Theatre Reviews
Shereen Ahmed. Photo by Carol Marcus

I’ve heard it said that in Persian rug making, a flaw is always worked into the rug because it would be sacrilege for a mere human to weave perfection. In some ways, that’s how I’m thinking of the current Lincoln Center Theatre production of “My Fair Lady” at the Fabulous Fox Theatre. While it is overall a fine production, there are just enough personal gray areas for me (e.g., the book’s dated and unrelenting misogyny, and the classism underpinnings) to keep it from being my ideal of a perfect stage musical. It’s an excellent “rug.”

“My Fair Lady” began as a 1956 Broadway musical (book and lyrics by Alan Jay Lerner and music by Frederick Loewe) adapted from George Bernard Shaw's play “Pygmalion,” written in 1913. In the main, it’s the story of a lower-class, cockney-speaking “guttersnipe” of a woman, Eliza Doolittle (Shereen Ahmed), who presents an interesting challenge of sorts for two men, Henry Higgins (Laird Mackintosh) and Colonel Pickering (Kevin Pariseau), both experts in the science of phonetics. Using the tool of diction lessons and the application of money, their goal is to transform Eliza into the vocal and physical semblance of an upper-class lady. This original musical featured many now-classic tunes such as “I Could Have Danced All Night,” “On the Street Where You Live,” “The Rain in Spain,” ”I’ve Grown Accustomed to Her Face,” and “Get Me to the Church On Time.”
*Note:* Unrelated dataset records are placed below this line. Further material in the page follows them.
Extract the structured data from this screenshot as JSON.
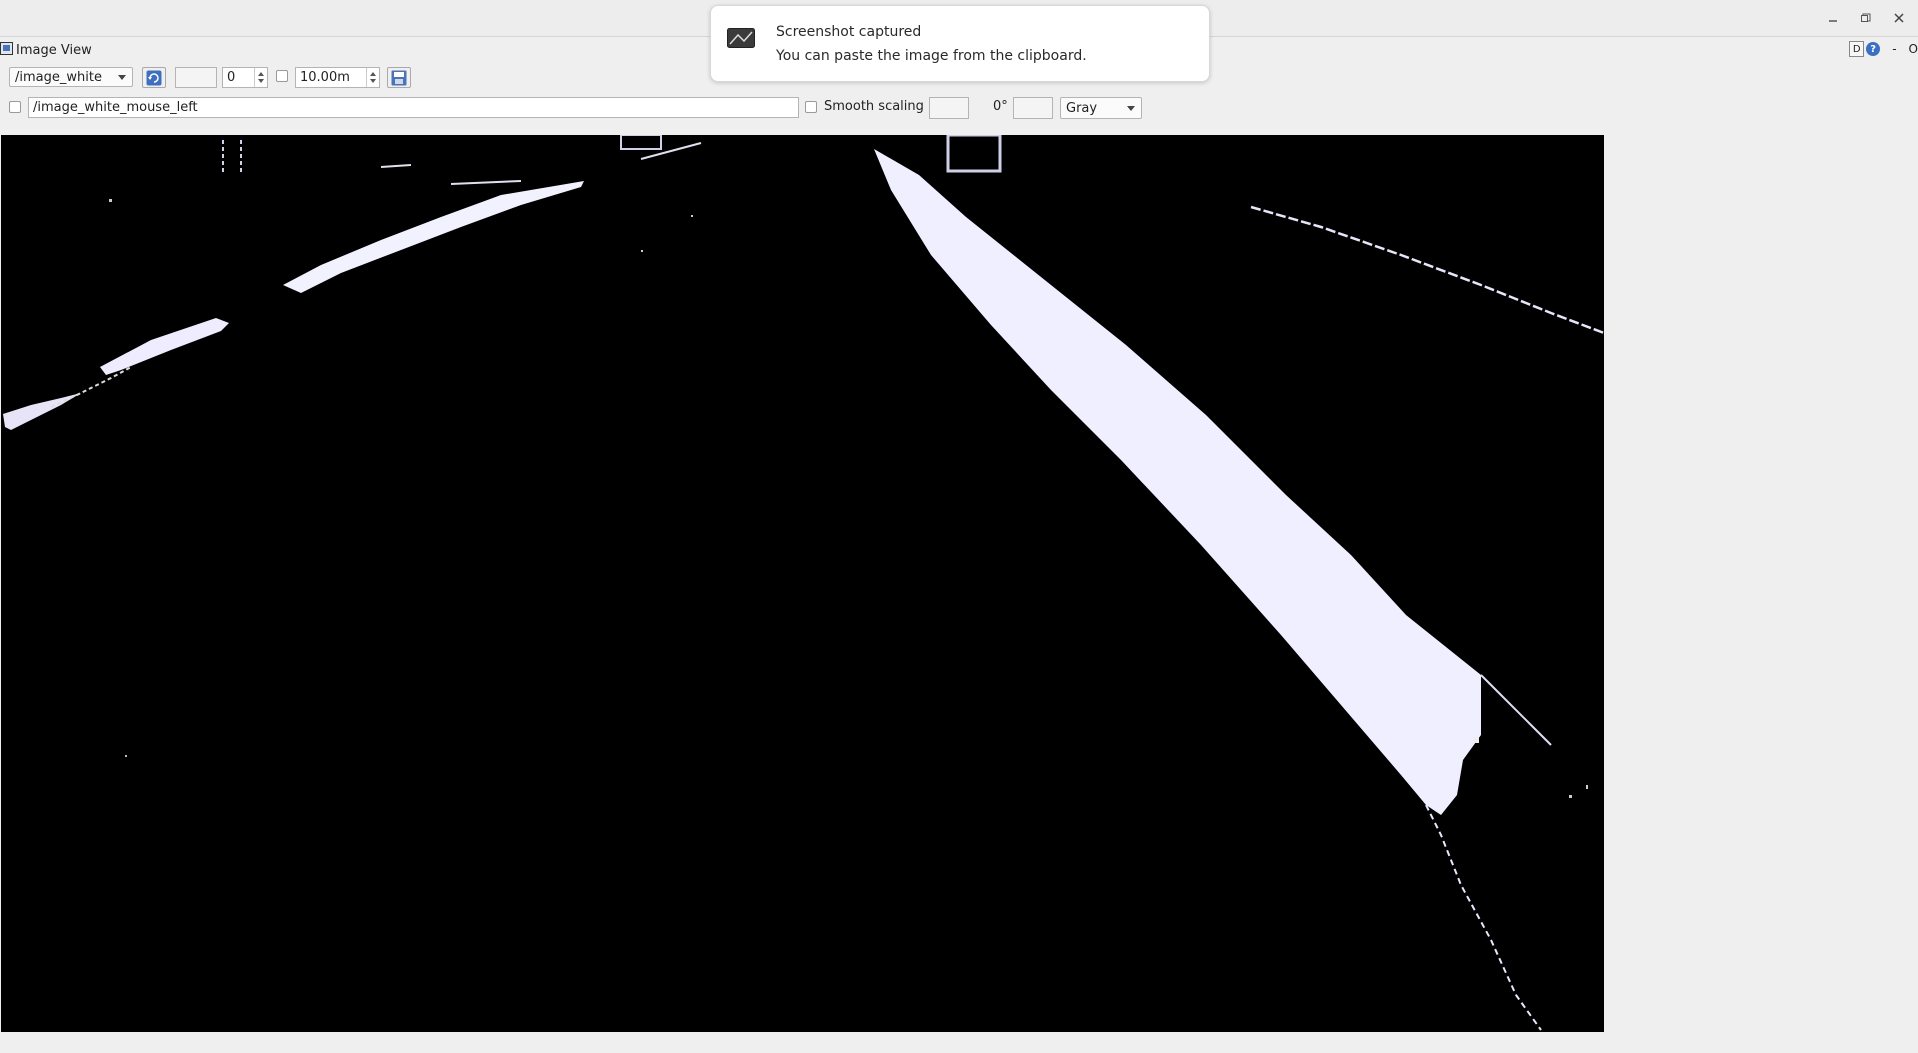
{
  "window": {
    "minimize_icon": "minimize-icon",
    "maximize_icon": "maximize-icon",
    "close_icon": "close-icon"
  },
  "notification": {
    "title": "Screenshot captured",
    "message": "You can paste the image from the clipboard."
  },
  "plugin": {
    "title": "Image View",
    "topright_d": "D",
    "topright_help": "?",
    "topright_o": "O"
  },
  "toolbar": {
    "topic": "/image_white",
    "refresh_icon": "refresh-icon",
    "spin_value": "0",
    "rate_value": "10.00m",
    "save_icon": "save-image-icon"
  },
  "row2": {
    "mouse_topic": "/image_white_mouse_left",
    "smooth_scaling_label": "Smooth scaling",
    "rotation": "0°",
    "colormap": "Gray"
  },
  "colors": {
    "image_background": "#000000",
    "lane_fill": "#f0efff",
    "window_bg": "#efefef"
  }
}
Now, let me say, unequivocally, the production I saw (Director, Bartlett Sher) was extremely well done. Exemplary singing and acting (Ms. Ahmed clear as a bell, Sam Simahk as a humorous take on Freddy Eynsford-Hill, notable for his “On the Street Where You Live,” and Martin Fisher’s “Get Me to the Church” a standout), impressive sets (Michael Yeargan’s massive three-sided moving and revolving house, and lots of helpful travelling set pieces), Lighting Designer Donald Holder’s perfect spot use of a silhouette lighting technique, outstanding costumes (the Ascot Race scene demands showstoppers, and Costumer Catherine Zuber delivered), lively dance numbers (Choreographer Christopher Gattelli’s Folies Bergère “Get Me to the Church” scene was unexpected, yet entirely worthy of the applause it got), and an expert orchestra (touring and local musicians under the baton of John Bell) underpinning it all. It was just those personal gray areas that took it down a notch for me. But that’s on me; the massive applause from the largely-full and largely-maskless audience (for the first time since the Fox's post-Covid reopening last November) was more than proof that it was well received.